# Thread: A bounded non convergent sequence has two subsequnces with diffrent limits

1. ## A bounded non convergent sequence has two subsequnces with diffrent limits

Show that a bounded non convergent sequence has two sub sequences with different limits.

So using Bolzano- Weierstrass tells us that we have a sub sequence that converges to a real number.

But how do i find two sub sequences with different limits?
I'm guessing we need to construct two of these sub sequences and show that if they're limits are the same it would be a contradiction?

2. Originally Posted by mtlchris
Show that a bounded non convergent sequence has two sub sequences with different limits.
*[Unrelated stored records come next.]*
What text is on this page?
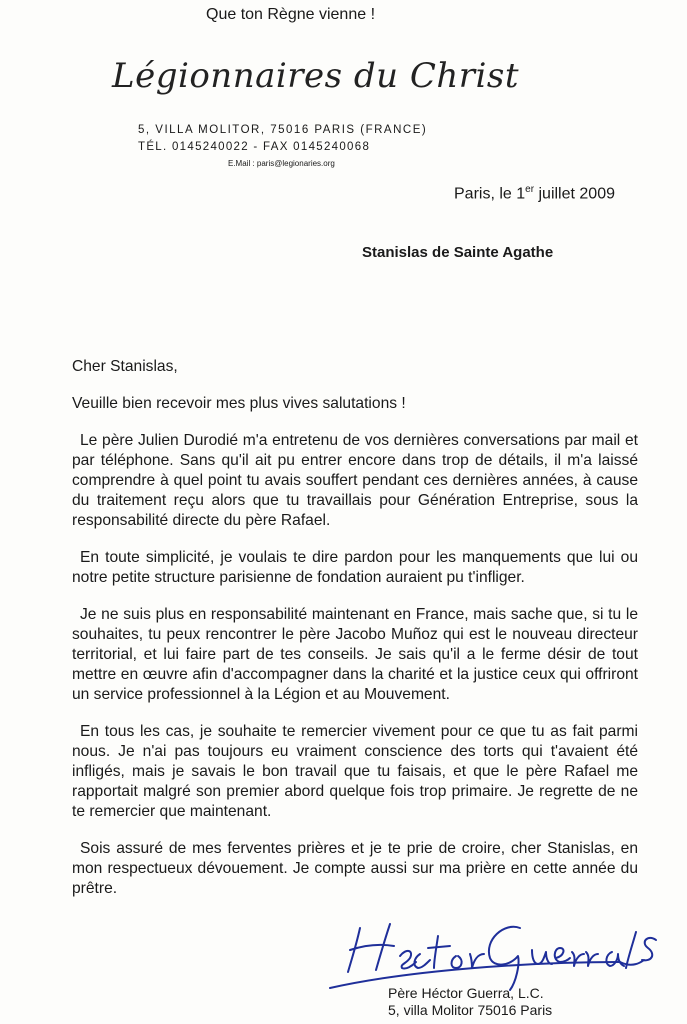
Que ton Règne vienne !
Légionnaires du Christ
5, VILLA MOLITOR, 75016 PARIS (FRANCE)
TÉL. 0145240022 - FAX 0145240068
E.Mail : paris@legionaries.org
Paris, le 1er juillet 2009
Stanislas de Sainte Agathe

Cher Stanislas,

Veuille bien recevoir mes plus vives salutations !

Le père Julien Durodié m'a entretenu de vos dernières conversations par mail et par téléphone. Sans qu'il ait pu entrer encore dans trop de détails, il m'a laissé comprendre à quel point tu avais souffert pendant ces dernières années, à cause du traitement reçu alors que tu travaillais pour Génération Entreprise, sous la responsabilité directe du père Rafael.

En toute simplicité, je voulais te dire pardon pour les manquements que lui ou notre petite structure parisienne de fondation auraient pu t'infliger.

Je ne suis plus en responsabilité maintenant en France, mais sache que, si tu le souhaites, tu peux rencontrer le père Jacobo Muñoz qui est le nouveau directeur territorial, et lui faire part de tes conseils. Je sais qu'il a le ferme désir de tout mettre en œuvre afin d'accompagner dans la charité et la justice ceux qui offriront un service professionnel à la Légion et au Mouvement.

En tous les cas, je souhaite te remercier vivement pour ce que tu as fait parmi nous. Je n'ai pas toujours eu vraiment conscience des torts qui t'avaient été infligés, mais je savais le bon travail que tu faisais, et que le père Rafael me rapportait malgré son premier abord quelque fois trop primaire. Je regrette de ne te remercier que maintenant.

Sois assuré de mes ferventes prières et je te prie de croire, cher Stanislas, en mon respectueux dévouement. Je compte aussi sur ma prière en cette année du prêtre.

Père Héctor Guerra, L.C.
5, villa Molitor 75016 Paris
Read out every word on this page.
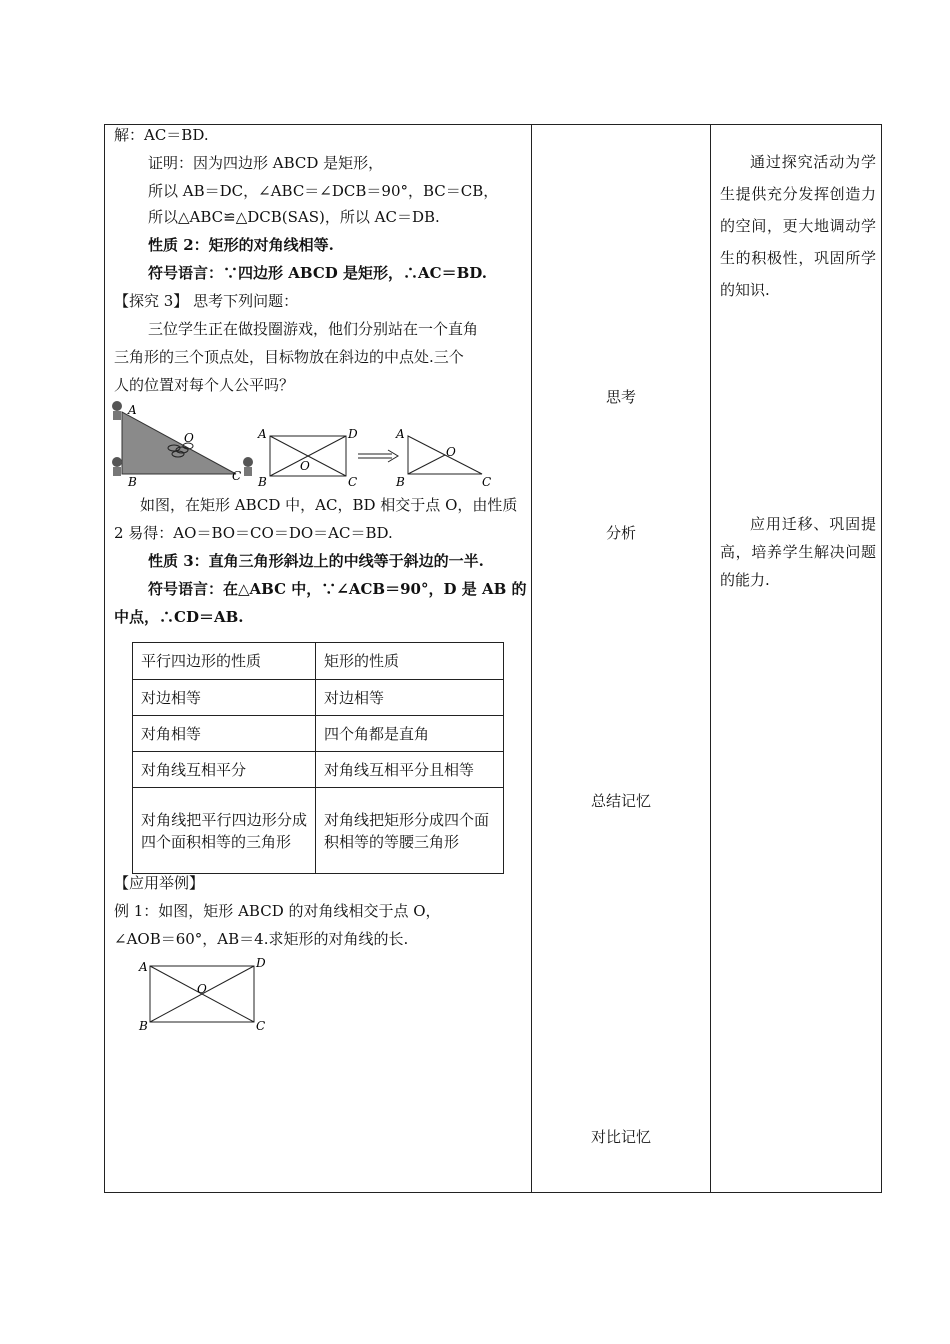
解：AC＝BD.
证明：因为四边形 ABCD 是矩形，
所以 AB＝DC，∠ABC＝∠DCB＝90°，BC＝CB，
所以△ABC≌△DCB(SAS)，所以 AC＝DB.
性质 2：矩形的对角线相等.
符号语言：∵四边形 ABCD 是矩形，∴AC＝BD.
【探究 3】 思考下列问题：
三位学生正在做投圈游戏，他们分别站在一个直角
三角形的三个顶点处，目标物放在斜边的中点处.三个
人的位置对每个人公平吗？
A
O
B	C
A	D
O
B	C
A
O
B	C
如图，在矩形 ABCD 中，AC，BD 相交于点 O，由性质
2 易得：AO＝BO＝CO＝DO＝AC＝BD.
性质 3：直角三角形斜边上的中线等于斜边的一半.
符号语言：在△ABC 中，∵∠ACB＝90°，D 是 AB 的
中点，∴CD＝AB.
平行四边形的性质	矩形的性质
对边相等	对边相等
对角相等	四个角都是直角
对角线互相平分	对角线互相平分且相等
对角线把平行四边形分成四个面积相等的三角形	对角线把矩形分成四个面积相等的等腰三角形
【应用举例】
例 1：如图，矩形 ABCD 的对角线相交于点 O，
∠AOB＝60°，AB＝4.求矩形的对角线的长.
A	D
O
B	C
思考
分析
总结记忆
对比记忆

通过探究活动为学生提供充分发挥创造力的空间，更大地调动学生的积极性，巩固所学的知识.

应用迁移、巩固提高，培养学生解决问题的能力.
So using Bolzano- Weierstrass tells us that we have a sub sequence that converges to a real number.

But how do i find two sub sequences with different limits?
I'm guessing we need to construct two of these sub sequences and show that if they're limits are the same it would be a contradiction?
So Bolzano–Weierstrass gives you a convergent subsequence, with limit c, say. You also know that the whole sequence does not converge to c.

Now try to write down what it means, in terms of the definition, to say that the sequence does not converge to c. The definition of a sequence converging to c says that given any $\displaystyle \varepsilon>0$, the terms of the sequence eventually get within $\displaystyle \varepsilon$ of c. If that is not true, then there must exist some $\displaystyle \varepsilon>0$ for which infinitely many terms of the sequence are at least distance $\displaystyle \varepsilon$ away from c. These terms have a convergent subsequence (by Bolzano–Weierstrass again), and because each term of that subsequence is at least distance $\displaystyle \varepsilon$ away from c, so is the limit of that subsequence.